Later, Maxwell's equations showed that light is an electromagnetic wave. The apparent need for a propagation medium for such Hertzian waves can be seen by the fact that they consist of perpendicular electric (E) and magnetic (B or H) waves. The E waves consist of undulating dipolar electric fields, and all such dipoles appeared to require separated and opposite electric charges. Electric charge is an inextricable property of matter, so it appeared that some form of matter was required to provide the alternating current that would seem to have to exist at any point along the propagation path of the wave. Propagation of waves in a true vacuum would imply the existence of electric fields without associated electric charge, or of electric charge without associated matter. Albeit compatible with Maxwell's equations, electromagnetic induction of electric fields could not be demonstrated in vacuum, because all methods of detecting electric fields required electrically charged matter.

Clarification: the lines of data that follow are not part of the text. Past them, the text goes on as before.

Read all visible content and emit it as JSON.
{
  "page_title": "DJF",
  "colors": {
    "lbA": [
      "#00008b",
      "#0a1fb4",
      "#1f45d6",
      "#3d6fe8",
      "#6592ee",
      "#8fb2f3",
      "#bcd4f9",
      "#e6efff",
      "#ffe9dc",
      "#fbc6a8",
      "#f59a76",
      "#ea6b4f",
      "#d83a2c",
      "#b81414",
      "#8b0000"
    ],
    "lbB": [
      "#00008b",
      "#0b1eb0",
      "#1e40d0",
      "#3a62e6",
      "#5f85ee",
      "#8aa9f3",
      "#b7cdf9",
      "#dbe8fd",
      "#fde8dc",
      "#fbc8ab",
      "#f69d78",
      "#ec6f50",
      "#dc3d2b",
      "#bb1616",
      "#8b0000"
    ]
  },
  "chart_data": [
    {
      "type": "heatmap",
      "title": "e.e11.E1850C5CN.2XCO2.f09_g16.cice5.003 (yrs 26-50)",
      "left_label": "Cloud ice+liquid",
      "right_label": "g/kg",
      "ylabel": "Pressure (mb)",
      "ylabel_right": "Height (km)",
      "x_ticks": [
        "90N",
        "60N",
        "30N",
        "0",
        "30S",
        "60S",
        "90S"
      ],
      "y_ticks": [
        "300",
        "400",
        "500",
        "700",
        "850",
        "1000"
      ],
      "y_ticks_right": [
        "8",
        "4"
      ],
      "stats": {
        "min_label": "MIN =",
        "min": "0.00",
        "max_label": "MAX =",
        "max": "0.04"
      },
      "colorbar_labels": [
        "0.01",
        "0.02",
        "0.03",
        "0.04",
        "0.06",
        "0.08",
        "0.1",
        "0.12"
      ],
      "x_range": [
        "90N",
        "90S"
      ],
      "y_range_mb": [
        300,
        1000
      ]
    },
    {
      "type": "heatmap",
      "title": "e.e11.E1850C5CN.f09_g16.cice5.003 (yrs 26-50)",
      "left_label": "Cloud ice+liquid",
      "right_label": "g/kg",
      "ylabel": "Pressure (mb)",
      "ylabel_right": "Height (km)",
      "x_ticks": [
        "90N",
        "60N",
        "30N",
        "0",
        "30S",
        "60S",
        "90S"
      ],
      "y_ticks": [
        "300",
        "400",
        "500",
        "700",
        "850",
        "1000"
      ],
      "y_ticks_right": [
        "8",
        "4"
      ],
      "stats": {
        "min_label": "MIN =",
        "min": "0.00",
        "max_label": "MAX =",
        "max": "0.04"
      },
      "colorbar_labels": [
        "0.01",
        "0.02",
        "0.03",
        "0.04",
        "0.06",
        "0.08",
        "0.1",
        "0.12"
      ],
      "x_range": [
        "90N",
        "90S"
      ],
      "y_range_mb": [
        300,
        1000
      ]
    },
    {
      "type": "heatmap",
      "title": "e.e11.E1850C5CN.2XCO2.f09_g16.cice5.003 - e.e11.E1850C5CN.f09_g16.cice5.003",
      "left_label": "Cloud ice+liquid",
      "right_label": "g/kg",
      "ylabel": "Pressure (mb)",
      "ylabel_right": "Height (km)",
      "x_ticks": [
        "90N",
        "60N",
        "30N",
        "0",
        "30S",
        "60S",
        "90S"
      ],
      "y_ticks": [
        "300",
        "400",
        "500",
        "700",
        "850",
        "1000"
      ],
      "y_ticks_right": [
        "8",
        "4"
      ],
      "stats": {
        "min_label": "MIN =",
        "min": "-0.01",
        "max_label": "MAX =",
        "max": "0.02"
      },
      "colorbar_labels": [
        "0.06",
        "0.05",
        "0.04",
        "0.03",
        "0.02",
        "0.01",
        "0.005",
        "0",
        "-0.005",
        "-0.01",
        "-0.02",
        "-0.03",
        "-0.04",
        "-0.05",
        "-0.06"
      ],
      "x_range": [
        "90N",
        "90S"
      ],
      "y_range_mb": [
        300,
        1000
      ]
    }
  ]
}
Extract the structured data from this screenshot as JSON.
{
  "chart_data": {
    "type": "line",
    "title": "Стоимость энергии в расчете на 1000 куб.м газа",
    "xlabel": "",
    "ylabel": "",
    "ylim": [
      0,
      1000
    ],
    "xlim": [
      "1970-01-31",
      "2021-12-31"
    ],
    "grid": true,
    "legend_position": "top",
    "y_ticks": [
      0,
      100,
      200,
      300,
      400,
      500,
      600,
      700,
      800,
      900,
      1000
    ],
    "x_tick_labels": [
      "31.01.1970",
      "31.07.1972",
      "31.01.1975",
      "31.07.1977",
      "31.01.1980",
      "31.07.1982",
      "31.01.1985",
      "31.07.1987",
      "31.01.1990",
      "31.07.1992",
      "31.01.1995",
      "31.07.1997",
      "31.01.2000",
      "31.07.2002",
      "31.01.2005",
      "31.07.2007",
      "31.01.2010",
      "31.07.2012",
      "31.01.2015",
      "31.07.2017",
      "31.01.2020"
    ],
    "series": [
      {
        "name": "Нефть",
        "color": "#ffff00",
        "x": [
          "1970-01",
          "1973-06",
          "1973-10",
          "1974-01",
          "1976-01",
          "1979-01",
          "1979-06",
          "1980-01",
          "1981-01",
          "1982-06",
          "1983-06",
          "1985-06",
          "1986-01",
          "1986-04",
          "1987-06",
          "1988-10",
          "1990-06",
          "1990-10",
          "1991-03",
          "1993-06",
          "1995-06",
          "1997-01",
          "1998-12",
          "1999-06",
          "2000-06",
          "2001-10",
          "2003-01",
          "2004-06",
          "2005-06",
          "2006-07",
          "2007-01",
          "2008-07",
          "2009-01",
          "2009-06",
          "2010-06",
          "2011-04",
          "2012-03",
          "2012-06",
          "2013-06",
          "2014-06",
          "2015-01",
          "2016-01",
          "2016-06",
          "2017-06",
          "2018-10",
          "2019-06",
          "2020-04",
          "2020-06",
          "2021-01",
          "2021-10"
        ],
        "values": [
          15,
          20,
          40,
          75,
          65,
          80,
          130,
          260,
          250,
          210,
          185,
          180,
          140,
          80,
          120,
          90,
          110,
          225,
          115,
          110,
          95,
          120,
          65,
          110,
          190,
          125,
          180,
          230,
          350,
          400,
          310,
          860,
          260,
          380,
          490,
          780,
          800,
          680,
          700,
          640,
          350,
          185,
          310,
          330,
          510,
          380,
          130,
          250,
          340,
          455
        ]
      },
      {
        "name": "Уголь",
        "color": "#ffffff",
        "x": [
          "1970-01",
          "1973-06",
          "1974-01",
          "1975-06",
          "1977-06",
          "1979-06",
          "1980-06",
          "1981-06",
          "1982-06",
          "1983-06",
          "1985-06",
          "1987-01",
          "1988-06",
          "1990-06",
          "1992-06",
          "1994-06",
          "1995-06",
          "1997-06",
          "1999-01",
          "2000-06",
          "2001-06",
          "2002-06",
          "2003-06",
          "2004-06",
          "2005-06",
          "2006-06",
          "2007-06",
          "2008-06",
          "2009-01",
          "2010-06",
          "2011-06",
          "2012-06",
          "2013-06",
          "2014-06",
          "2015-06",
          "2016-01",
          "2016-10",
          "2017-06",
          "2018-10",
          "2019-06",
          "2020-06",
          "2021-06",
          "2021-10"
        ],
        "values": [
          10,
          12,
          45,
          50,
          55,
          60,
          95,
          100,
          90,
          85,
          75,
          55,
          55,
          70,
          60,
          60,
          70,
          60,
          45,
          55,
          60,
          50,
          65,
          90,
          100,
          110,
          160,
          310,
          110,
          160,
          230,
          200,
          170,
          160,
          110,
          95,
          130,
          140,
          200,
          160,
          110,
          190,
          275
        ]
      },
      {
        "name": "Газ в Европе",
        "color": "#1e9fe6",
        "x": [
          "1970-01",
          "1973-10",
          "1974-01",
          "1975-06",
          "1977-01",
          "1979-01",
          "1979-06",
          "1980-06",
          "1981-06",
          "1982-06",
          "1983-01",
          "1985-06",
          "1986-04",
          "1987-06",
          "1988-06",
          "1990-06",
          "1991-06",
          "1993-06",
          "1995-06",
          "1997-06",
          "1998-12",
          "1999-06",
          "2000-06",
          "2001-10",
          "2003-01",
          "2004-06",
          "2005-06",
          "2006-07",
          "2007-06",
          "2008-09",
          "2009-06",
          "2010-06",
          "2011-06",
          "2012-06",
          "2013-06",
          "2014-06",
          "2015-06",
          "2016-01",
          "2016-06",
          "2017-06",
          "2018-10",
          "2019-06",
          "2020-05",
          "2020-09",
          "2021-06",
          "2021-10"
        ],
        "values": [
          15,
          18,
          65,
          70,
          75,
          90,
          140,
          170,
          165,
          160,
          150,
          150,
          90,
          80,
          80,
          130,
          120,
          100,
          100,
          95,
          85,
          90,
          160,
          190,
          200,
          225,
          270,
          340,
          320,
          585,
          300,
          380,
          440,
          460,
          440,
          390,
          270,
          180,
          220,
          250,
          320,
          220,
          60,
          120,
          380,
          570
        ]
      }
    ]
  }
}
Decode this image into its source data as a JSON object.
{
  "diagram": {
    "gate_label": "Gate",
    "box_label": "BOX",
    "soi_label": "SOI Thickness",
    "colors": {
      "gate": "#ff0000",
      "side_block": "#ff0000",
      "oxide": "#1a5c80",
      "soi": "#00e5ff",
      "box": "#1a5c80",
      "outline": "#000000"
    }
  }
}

In addition, Maxwell's equations required that all electromagnetic waves in vacuum propagate at a fixed speed, c. As this can only occur in one reference frame in Newtonian physics (see Galilean-Newtonian relativity), the aether was hypothesized as the absolute and unique frame of reference in which Maxwell's equations hold. That is, the aether must be "still" universally, otherwise c would vary along with any variations that might occur in its supportive medium. Maxwell himself proposed several mechanical models of aether based on wheels and gears, and George FitzGerald even constructed a working model of one of them. These models had to agree with the fact that the electromagnetic waves are transverse but never longitudinal.

Nevertheless, by this point the mechanical qualities of the aether had become more and more magical: it had to be a fluid in order to fill space, but one that was millions of times more rigid than steel in order to support the high frequencies of light waves. It also had to be massless and without viscosity, otherwise it would visibly affect the orbits of planets. Additionally it appeared it had to be completely transparent, non-dispersive, incompressible, and continuous at a very small scale. Maxwell wrote in Encyclopædia Britannica:

Aethers were invented for the planets to swim in, to constitute electric atmospheres and magnetic effluvia, to convey sensations from one part of our bodies to another, and so on, until all space had been filled three or four times over with aethers.... The only aether which has survived is that which was invented by Huygens to explain the propagation of light.

Contemporary scientists were aware of the problems, but aether theory was so entrenched in physical law by this point that it was simply assumed to exist. In 1908 Oliver Lodge gave a speech in behalf of Lord Rayleigh to the Royal Institution on this topic, in which he outlined its physical properties, and then attempted to offer reasons why they were not impossible. Nevertheless he was also aware of the criticisms, and quoted Lord Salisbury as saying that "aether is little more than a nominative case of the verb to undulate". Others criticized it as an "English invention", although Rayleigh jokingly corrected them to state it was actually an invention of the Royal Institution.

By the early 20th Century, aether theory was in trouble. A series of increasingly complex experiments had been carried out in the late 19th century to try to detect the motion of the Earth through the aether, and had failed to do so. A range of proposed aether-dragging theories could explain the null result but these were more complex, and tended to use arbitrary-looking coefficients and physical assumptions. Lorentz and Fitzgerald offered within the framework of Lorentz ether theory a more elegant solution to how the motion of an absolute aether could be undetectable (length contraction), but if their equations were correct, the new special theory of relativity (1905) could generate the same mathematics without referring to an aether at all. Aether fell to Occam's Razor.